Considering weight loss surgery? Let’s look at one of the oldest forms, stomach stapling.

Stomach Stapling Surgery began in the 1960s, when Dr. Edward E. Mason of the University of Iowa realized that women who had undergone partial gastrectomy for peptic ulcer disease tended to remain underweight following this surgery, and that it was very difficult to achieve weight gain in this patient group. Dr. Mason, who is known as the Father of Obesity Surgery, applied the principles of partial gastrectomy to surgery for obese females, and found that these women did indeed lose weight. He was able to create a partition across the upper stomach using surgical staples; this surgery did not require removal of any of the stomach.

During the War efforts of WWII, the Russians developed a method of using surgical instruments which allowed stapling of various body tissues together as a quick and simple method of dealing with war injuries. This concept was adapted, as well as refined, by American surgical instrument makers after the war. This lead to the surgical stapling instruments which are still in use today. These instruments are capable of laying down up to four parallel rows of staples, to create a partition. The instrument also comes with a knife blade which will cut between the newly placed staple rows, dividing and sealing the stapled tissues simultaneously. Other instruments place circular rows of staples which will join two tubes end to end; a procedure which is very useful in connecting intestine together. This procedure is used in later types of obesity surgeries.

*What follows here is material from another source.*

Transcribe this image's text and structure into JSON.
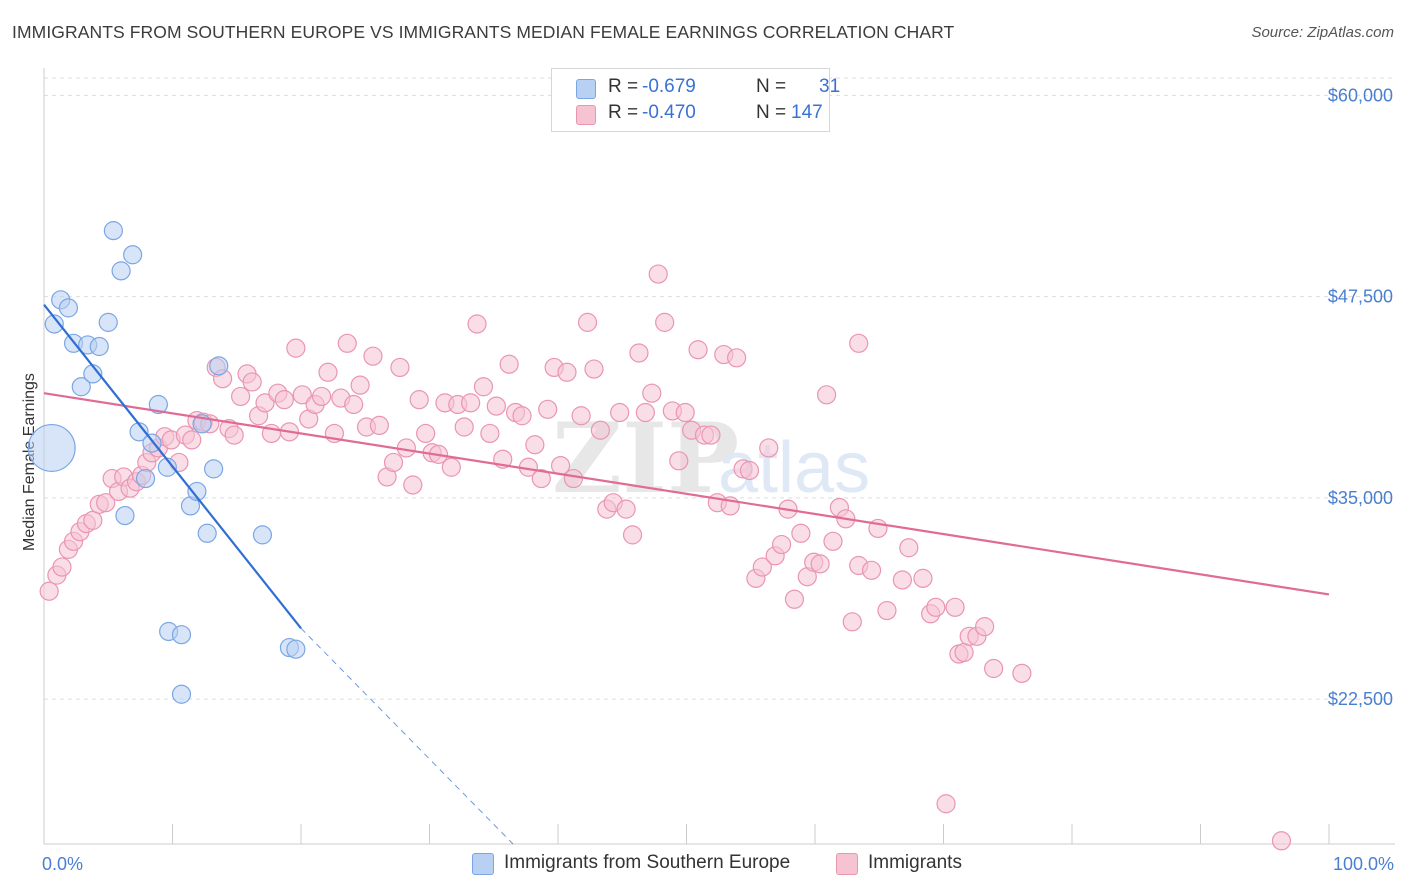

In the earliest use of such stapling devises for obesity surgery, surgeons removed three staples from the horizontal row of staples and fired the stapler across the top part of the stomach. Doing this staples the two stomach walls together, leaving a small gap where the three staples were removed. The food which is taken in is held up in the portion of stomach above the staple line. This causes a sensation of fullness in the patient after a very small amount of food is consumed. The food then empties slowly through the gap, which is called the stoma, into the stomach below the staple line where digestion takes place normally.

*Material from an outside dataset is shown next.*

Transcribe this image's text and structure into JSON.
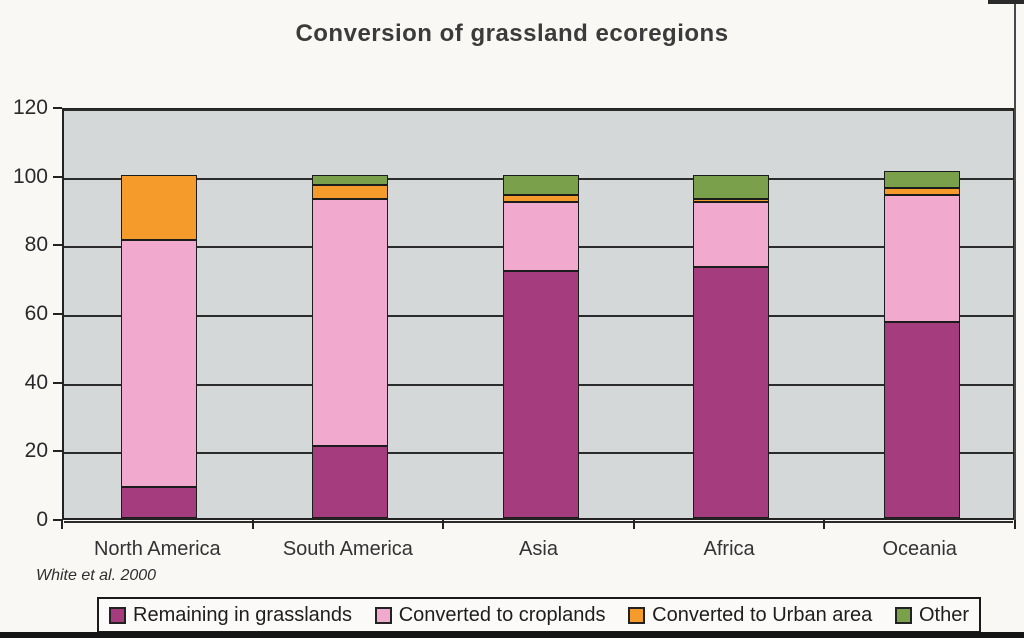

One of the biggest drawbacks of this type of surgery is that the muscular stomach wall has a tendency to stretch and the stoma is able enlarge. Doctors soon learned that although patients lost weight easily for the first few months while the stoma was small, they soon stopped losing and many of them regained all the weight they had lost. Another common complication of this early type of obesity surgery is suture line disruption, which can lead to a myriad of serious medical conditions.